Opposition figure Anwar Ibrahim has accused Malaysia’s ethnic Chinese and Indian leaders of being toadies of the ruling Malay party, and urged voters to support his wife’s reformist party in a closely-watched by-election.
In a series of speeches late Tuesday, Anwar also railed against government corruption and renewed a call for scrapping the decades-old affirmative action program for the majority Malays.
“The ministers … they steal from the poor. The ministers and their children are all rich but the villagers remain poor,” he told a crowd of 400, mostly Chinese residents, in Ijok town where his wife’s People’s Justice Party candidate is pitted against the ruling National Front in Saturday’s by-election.

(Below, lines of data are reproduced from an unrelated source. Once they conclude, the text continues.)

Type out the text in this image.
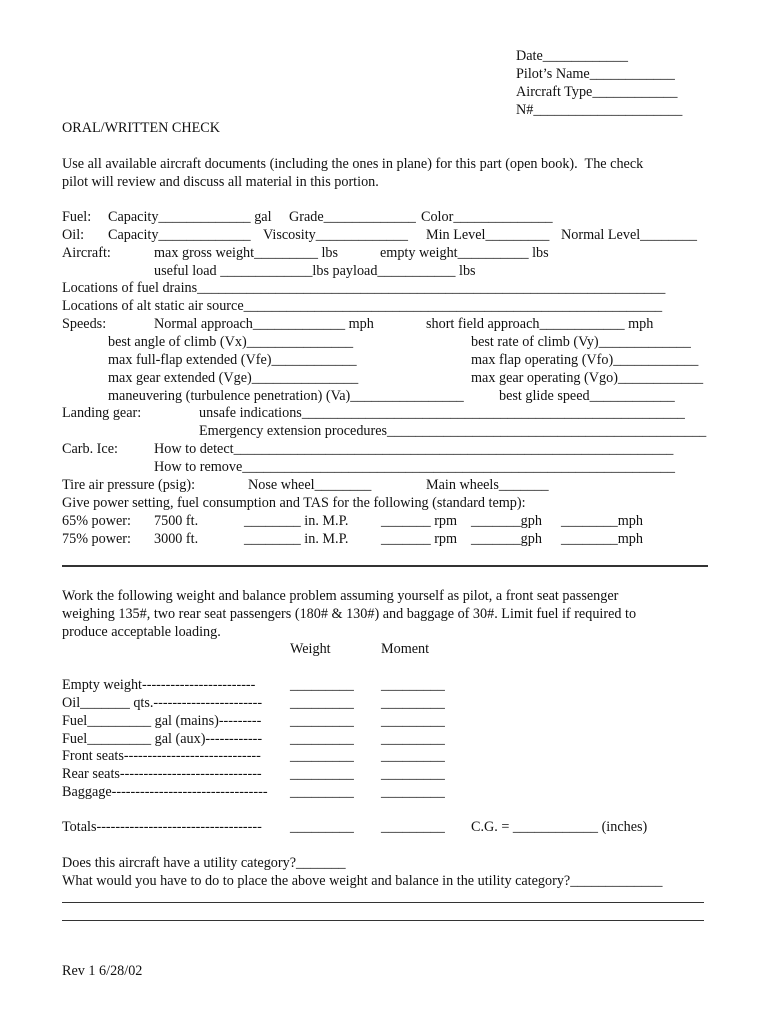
Date____________
Pilot’s Name____________
Aircraft Type____________
N#_____________________
ORAL/WRITTEN CHECK
Use all available aircraft documents (including the ones in plane) for this part (open book).  The check
pilot will review and discuss all material in this portion.
Fuel: Capacity_____________ gal Grade_____________ Color______________
Oil: Capacity_____________ Viscosity_____________ Min Level_________ Normal Level________
Aircraft:	max gross weight_________ lbs	empty weight__________ lbs
useful load _____________lbs payload___________ lbs
Locations of fuel drains__________________________________________________________________
Locations of alt static air source___________________________________________________________
Speeds:	Normal approach_____________ mph	short field approach____________ mph
best angle of climb (Vx)_______________	best rate of climb (Vy)_____________
max full-flap extended (Vfe)____________	max flap operating (Vfo)____________
max gear extended (Vge)_______________	max gear operating (Vgo)____________
maneuvering (turbulence penetration) (Va)________________ best glide speed____________
Landing gear:	unsafe indications______________________________________________________
Emergency extension procedures_____________________________________________
Carb. Ice:	How to detect______________________________________________________________
How to remove_____________________________________________________________
Tire air pressure (psig):	Nose wheel________	Main wheels_______
Give power setting, fuel consumption and TAS for the following (standard temp):
65% power: 7500 ft.	________ in. M.P. _______ rpm _______gph ________mph
75% power: 3000 ft.	________ in. M.P. _______ rpm _______gph ________mph
Work the following weight and balance problem assuming yourself as pilot, a front seat passenger
weighing 135#, two rear seat passengers (180# & 130#) and baggage of 30#. Limit fuel if required to
produce acceptable loading.
Weight	Moment
Empty weight------------------------ _________ _________
Oil_______ qts.----------------------- _________ _________
Fuel_________ gal (mains)--------- _________ _________
Fuel_________ gal (aux)------------ _________ _________
Front seats----------------------------- _________ _________
Rear seats------------------------------ _________ _________
Baggage--------------------------------- _________ _________
Totals----------------------------------- _________ _________ C.G. = ____________ (inches)
Does this aircraft have a utility category?_______
What would you have to do to place the above weight and balance in the utility category?_____________
Rev 1 6/28/02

The National Front coalition is dominated by the United Malays National Organization, which represents the Malays, while the other two major components in the coalition represent Malaysia’s Chinese and Indian minorities.

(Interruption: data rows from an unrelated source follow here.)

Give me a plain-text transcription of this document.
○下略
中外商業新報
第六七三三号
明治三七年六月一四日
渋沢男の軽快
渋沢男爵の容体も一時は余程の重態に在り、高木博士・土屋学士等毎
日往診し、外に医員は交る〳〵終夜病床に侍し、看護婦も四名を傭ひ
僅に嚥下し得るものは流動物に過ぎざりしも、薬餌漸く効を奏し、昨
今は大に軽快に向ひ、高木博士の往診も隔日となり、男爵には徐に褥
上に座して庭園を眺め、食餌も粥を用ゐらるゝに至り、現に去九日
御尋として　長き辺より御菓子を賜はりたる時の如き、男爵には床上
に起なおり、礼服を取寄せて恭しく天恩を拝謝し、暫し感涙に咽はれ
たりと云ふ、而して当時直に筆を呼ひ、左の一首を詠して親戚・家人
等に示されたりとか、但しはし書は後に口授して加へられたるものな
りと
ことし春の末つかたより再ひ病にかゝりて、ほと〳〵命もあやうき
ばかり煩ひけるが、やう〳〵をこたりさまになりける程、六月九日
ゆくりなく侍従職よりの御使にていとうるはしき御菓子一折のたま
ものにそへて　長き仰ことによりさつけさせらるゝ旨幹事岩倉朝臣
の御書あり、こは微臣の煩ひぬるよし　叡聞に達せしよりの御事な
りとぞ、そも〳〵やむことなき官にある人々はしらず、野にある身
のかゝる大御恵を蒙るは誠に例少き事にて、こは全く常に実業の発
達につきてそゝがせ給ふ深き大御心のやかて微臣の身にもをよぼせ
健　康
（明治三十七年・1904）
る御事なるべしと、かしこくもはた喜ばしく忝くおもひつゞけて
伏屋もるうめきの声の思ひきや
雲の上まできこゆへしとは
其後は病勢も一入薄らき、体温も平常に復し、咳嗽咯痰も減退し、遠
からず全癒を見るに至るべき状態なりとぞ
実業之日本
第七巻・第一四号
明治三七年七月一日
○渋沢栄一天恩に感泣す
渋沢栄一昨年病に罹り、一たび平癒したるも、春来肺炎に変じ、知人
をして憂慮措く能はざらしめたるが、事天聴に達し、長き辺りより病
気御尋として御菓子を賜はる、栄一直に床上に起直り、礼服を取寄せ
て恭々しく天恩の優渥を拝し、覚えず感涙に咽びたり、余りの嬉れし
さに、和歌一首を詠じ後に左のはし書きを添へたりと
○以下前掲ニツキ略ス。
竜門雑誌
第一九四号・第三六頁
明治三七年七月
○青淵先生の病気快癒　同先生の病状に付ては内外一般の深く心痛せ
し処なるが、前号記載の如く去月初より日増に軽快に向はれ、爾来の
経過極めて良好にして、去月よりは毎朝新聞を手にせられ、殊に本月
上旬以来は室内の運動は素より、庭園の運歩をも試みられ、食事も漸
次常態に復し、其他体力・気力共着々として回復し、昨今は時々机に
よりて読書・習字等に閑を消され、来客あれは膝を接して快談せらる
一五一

But the minorities have often complained that the Malaysian Chinese Association and the Malaysian Indian Congress do not stand up for their religious and social rights.

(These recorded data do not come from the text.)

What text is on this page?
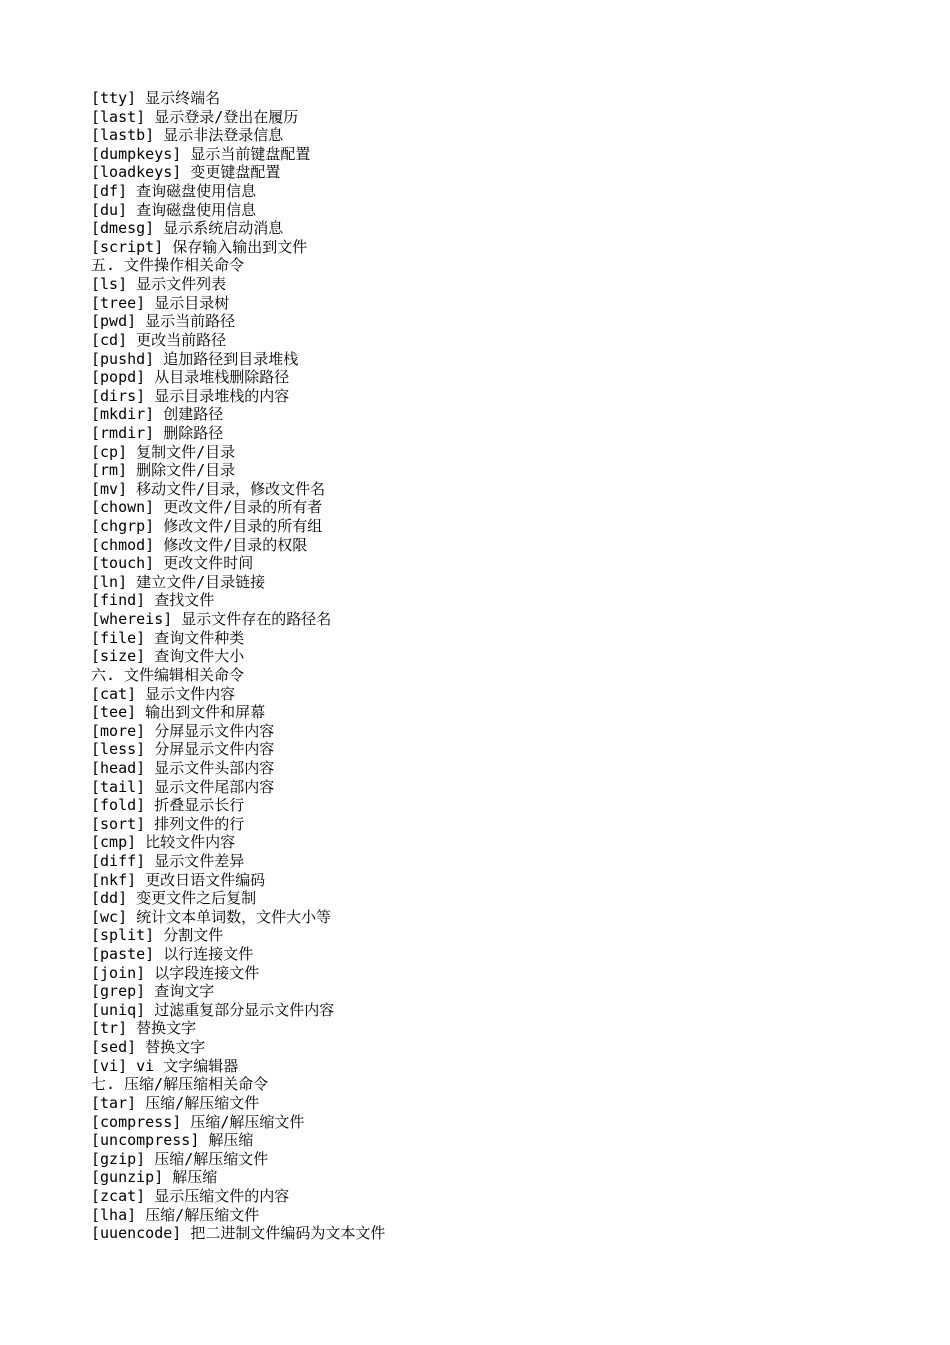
[tty] 显示终端名
[last] 显示登录/登出在履历
[lastb] 显示非法登录信息
[dumpkeys] 显示当前键盘配置
[loadkeys] 变更键盘配置
[df] 查询磁盘使用信息
[du] 查询磁盘使用信息
[dmesg] 显示系统启动消息
[script] 保存输入输出到文件
五. 文件操作相关命令
[ls] 显示文件列表
[tree] 显示目录树
[pwd] 显示当前路径
[cd] 更改当前路径
[pushd] 追加路径到目录堆栈
[popd] 从目录堆栈删除路径
[dirs] 显示目录堆栈的内容
[mkdir] 创建路径
[rmdir] 删除路径
[cp] 复制文件/目录
[rm] 删除文件/目录
[mv] 移动文件/目录，修改文件名
[chown] 更改文件/目录的所有者
[chgrp] 修改文件/目录的所有组
[chmod] 修改文件/目录的权限
[touch] 更改文件时间
[ln] 建立文件/目录链接
[find] 查找文件
[whereis] 显示文件存在的路径名
[file] 查询文件种类
[size] 查询文件大小
六. 文件编辑相关命令
[cat] 显示文件内容
[tee] 输出到文件和屏幕
[more] 分屏显示文件内容
[less] 分屏显示文件内容
[head] 显示文件头部内容
[tail] 显示文件尾部内容
[fold] 折叠显示长行
[sort] 排列文件的行
[cmp] 比较文件内容
[diff] 显示文件差异
[nkf] 更改日语文件编码
[dd] 变更文件之后复制
[wc] 统计文本单词数，文件大小等
[split] 分割文件
[paste] 以行连接文件
[join] 以字段连接文件
[grep] 查询文字
[uniq] 过滤重复部分显示文件内容
[tr] 替换文字
[sed] 替换文字
[vi] vi 文字编辑器
七. 压缩/解压缩相关命令
[tar] 压缩/解压缩文件
[compress] 压缩/解压缩文件
[uncompress] 解压缩
[gzip] 压缩/解压缩文件
[gunzip] 解压缩
[zcat] 显示压缩文件的内容
[lha] 压缩/解压缩文件
[uuencode] 把二进制文件编码为文本文件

Anwar said MCA and MIC leaders cannot fight for minority rights because they kowtow to UMNO.
“Whatever UMNO says, the MCA will do,” he said. “I know. I have been in the government before,” said the former deputy prime minister, adding that the MIC’s leaders were the same. The National Front candidate in the Ijok by-election is from the MIC party.
“We must change the government, change the policies, so that we can have a better country and justice for all,” he said to loud cheers from the crowd.
Malaysia’s ethnic minorities feel that they are discriminated against by the affirmative action program, known as the New Economic Policy, which gives privileges to Malays in jobs, education and business.
“The Chinese feel they are second-class and Indians are even worse off. We must reject the NEP, change the policy,” said Anwar.